UI/UX Articles and Interesting Tidbits of the Week
December//23//2022
Here are some interesting finds on UI/UX of the week!
1.
The Future of Podcasting. Interesting article from The Verge and author Ariel Shapiro on what to expect from the Podcasting market, both in terms of revenue, but also in terms of its own expansion. At a time where the amount of ad spending has either plateau’d or decreased, the article asks a series of questions and outlines scenarios on how that can impact what was otherwise an expectation for this particular media segment to continue its growth trajectory. Well worth reading through. Highlight of the article includes:
“During the boom time, companies like Spotify, Amazon, and SiriusXM invested hundreds of millions of dollars in podcast tech and content with the expectation that the sector would continue to grow. Even if investors are not thrilled with how much they spent (and their current podcast profit margins), they are in a better place to capture what ad dollars are flowing into the market. With the biggest podcasts on the market (Spotify and Joe Rogan, Wondery and SmartLess, SiriusXM and Crime Junkie) and most sophisticated tech stacks, they are in a better position to weather a downturn. Independent creators, who are already having a tougher time breaking out than they did a few years ago, will be left to pick up the scraps.”
2.
What to Expect from AI in 2023. From Kyle Wiggers and Tech Crunch comes this look at what to expect from the evolution of AI. This past year witnessed the viral expansion of apps such as Lensa from Prisma Labs, which further sparked the discussion on how AI can cannibalize the artwork from actual artists. It also further brings to mind the 5 factors that AI is supposedly going to disrupt the most: Understand users at a Scale, Identify New Opportunities, Predict and Personalize Features, New Interfaces and Optimization of Permutations. Highlight of the article includes:
“Examples of such community-focused efforts include large language models from EleutherAI and BigScience, an effort backed by AI startup Hugging Face. Stability AI is funding a number of communities itself, like the music-generation-focused Harmonai and OpenBioML, a loose collection of biotech experiments. Money and expertise are still required to train and run sophisticated AI models, but decentralized computing may challenge traditional data centers as open source efforts mature. BigScience took a step toward enabling decentralized development with the recent release of the open source Petals project. Petals lets people contribute their compute power, similar to Folding@home, to run large AI language models that would normally require an high-end GPU or server.”
3.
Looking Back on 2022. The Verge’s team looks back on some of the highlights which occurred during 2022. And that includes both superlative occurrences and also less than optimal performances.

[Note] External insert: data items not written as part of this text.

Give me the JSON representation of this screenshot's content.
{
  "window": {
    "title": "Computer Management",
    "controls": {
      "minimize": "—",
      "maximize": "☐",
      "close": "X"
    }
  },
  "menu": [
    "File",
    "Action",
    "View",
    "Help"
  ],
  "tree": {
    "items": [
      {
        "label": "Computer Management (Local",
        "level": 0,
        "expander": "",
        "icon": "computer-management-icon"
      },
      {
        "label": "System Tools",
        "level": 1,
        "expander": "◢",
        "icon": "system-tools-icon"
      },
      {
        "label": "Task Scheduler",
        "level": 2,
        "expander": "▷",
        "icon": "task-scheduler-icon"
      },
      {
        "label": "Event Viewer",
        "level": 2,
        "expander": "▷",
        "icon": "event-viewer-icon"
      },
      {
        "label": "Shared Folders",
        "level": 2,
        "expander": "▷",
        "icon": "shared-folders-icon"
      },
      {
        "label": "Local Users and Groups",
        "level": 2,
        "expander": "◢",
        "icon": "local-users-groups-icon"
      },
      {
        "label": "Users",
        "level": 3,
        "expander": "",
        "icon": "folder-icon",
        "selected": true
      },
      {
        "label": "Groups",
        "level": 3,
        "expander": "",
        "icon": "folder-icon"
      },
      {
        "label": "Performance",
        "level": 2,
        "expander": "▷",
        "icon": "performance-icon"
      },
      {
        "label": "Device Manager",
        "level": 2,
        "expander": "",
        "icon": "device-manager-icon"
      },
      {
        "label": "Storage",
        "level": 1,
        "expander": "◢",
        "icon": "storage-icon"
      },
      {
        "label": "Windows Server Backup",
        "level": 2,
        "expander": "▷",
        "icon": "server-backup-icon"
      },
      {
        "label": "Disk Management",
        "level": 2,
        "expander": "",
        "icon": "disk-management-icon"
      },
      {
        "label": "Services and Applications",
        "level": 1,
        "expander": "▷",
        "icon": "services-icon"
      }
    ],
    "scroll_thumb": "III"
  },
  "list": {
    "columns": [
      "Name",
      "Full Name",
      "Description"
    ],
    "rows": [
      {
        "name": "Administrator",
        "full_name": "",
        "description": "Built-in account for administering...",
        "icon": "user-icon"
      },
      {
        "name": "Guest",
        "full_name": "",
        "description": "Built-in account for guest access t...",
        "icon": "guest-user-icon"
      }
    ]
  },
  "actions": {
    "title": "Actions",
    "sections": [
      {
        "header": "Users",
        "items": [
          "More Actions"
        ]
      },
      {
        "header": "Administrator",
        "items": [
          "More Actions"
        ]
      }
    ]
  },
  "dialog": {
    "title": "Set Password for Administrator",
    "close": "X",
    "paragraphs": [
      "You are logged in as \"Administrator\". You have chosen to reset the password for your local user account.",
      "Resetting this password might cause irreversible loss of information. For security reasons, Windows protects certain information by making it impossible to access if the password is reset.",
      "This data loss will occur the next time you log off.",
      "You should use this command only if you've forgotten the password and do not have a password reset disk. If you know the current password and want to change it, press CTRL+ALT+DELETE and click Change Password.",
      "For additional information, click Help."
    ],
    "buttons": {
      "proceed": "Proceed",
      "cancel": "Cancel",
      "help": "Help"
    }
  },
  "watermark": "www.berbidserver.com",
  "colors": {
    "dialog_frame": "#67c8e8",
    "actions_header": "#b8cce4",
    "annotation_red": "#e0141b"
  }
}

Among the list of what they emphasize positively is included: Android Smartwatches, iOS 16, Google Maps. On the other side of spectrum, the writers emphasize the challenges from Peloton, Intel and Nintendo. They also list interesting media releases which resonated strongly (films, TV Shows and Games), and have an interesting take on what took place with Crypto. Well worth reading through. Highlight of the article includes:
“Attempts to regulate greenhouse gas emissions from crypto mining escalated this year in the US and Europe, where many miners moved following China’s ban on the practice in 2021. Lawmakers and environmental advocates in those areas started pushing for more transparency into crypto miners’ operations. Bitcoin is the primary target of those efforts now that Ethereum has voluntarily reined in its own greenhouse gas emissions.”